Los amigos y los parientes de la familia Small aceptaron de buen grado la llegada de Skye y sus sirvientes, y su estancia en Wren Court. Los sirvientes, que pasaban chismes de una casa a otra, sentían afecto por aquella pobre viuda embarazada. Skye era modesta y amable, una dama en todo sentido, aunque fuera papista. El recuerdo de Mary Tudor todavía estaba fresco entre los ingleses, que en general toleraban el catolicismo.
La primera nevada no cayó hasta poco antes de Navidad y los habitantes de Devon empezaron a hablar del duro invierno que se acercaba. Skye había confiado el secreto de su memoria perdida al sacerdote del lugar. El padre Paul, anciano y amable, le había vuelto a enseñar los rudimentos de la religión católica.
Aunque sus enseñanzas no evocaron nada en particular en la mente de Skye, le parecieron extrañamente reconfortantes. Había decidido hacerlo porque le parecía que si no acudía jamás a una iglesia católica, despertaría las sospechas de todos. Era evidente que en Inglaterra era necesaria una etiqueta y que, incluso con la de papista, podía ser una mujer más respetable que sin ninguna.

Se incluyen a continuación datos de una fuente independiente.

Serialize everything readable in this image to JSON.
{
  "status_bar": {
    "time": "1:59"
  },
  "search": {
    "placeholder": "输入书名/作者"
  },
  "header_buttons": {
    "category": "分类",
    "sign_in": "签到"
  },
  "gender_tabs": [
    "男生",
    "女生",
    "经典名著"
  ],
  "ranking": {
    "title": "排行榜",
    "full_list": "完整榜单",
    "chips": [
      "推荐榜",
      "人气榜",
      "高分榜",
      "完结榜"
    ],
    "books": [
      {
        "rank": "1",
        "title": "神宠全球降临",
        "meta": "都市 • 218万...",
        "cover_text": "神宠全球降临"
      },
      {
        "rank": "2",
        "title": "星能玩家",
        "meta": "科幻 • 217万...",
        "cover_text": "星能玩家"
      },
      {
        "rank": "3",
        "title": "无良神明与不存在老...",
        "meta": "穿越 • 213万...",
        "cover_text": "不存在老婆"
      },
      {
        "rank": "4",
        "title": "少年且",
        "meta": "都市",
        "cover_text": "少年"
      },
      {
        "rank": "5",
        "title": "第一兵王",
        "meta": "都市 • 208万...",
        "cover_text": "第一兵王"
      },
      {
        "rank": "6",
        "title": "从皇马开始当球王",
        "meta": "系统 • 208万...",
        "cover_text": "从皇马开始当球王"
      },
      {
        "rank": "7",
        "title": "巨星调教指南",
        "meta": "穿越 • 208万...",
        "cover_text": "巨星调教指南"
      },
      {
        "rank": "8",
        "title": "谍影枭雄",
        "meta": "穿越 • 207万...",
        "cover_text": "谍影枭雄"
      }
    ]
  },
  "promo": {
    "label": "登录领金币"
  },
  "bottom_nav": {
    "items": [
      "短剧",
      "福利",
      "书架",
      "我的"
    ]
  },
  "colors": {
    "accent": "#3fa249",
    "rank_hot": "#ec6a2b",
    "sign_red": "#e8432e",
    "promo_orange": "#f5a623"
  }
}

Un poco después de Candelaria, en febrero, Marie dio a luz a un varón grandote al que bautizó con el nombre de Henri. Skye le había bordado algunos trajecitos. Le encantaba sentarse en casa de Marie mientras ella alimentaba al niño. El bebé que ella llevaba en su seno era fuerte y pateaba constantemente, lo cual la incomodaba pero la alegraba también. Había decidido llamarle James, que era la traducción inglesa del nombre español de Khalid el Bey, Diego. A medida que se acercaba el momento, se sentía más intrigada y ansiosa con la idea del nacimiento.
El 5 de abril, antes de que Cecily tuviera tiempo de llamar a la comadrona, nació el bebé de Skye. Marie se ocupó de todo y el parto fue rápido y no presentó complicaciones. Apenas el bebé pasó entre las piernas de su madre y dio un grito, Skye cayó en un desmayo reparador.
Marie murmuró mientras le entregaba la criatura a Cecily:
– ¡Pobre señora! ¡Bueno, es la voluntad del Señor!
Cuando Skye abrió los ojos, se descubrió vestida con un camisón limpio y con el cabello cepillado y peinado en dos trenzas.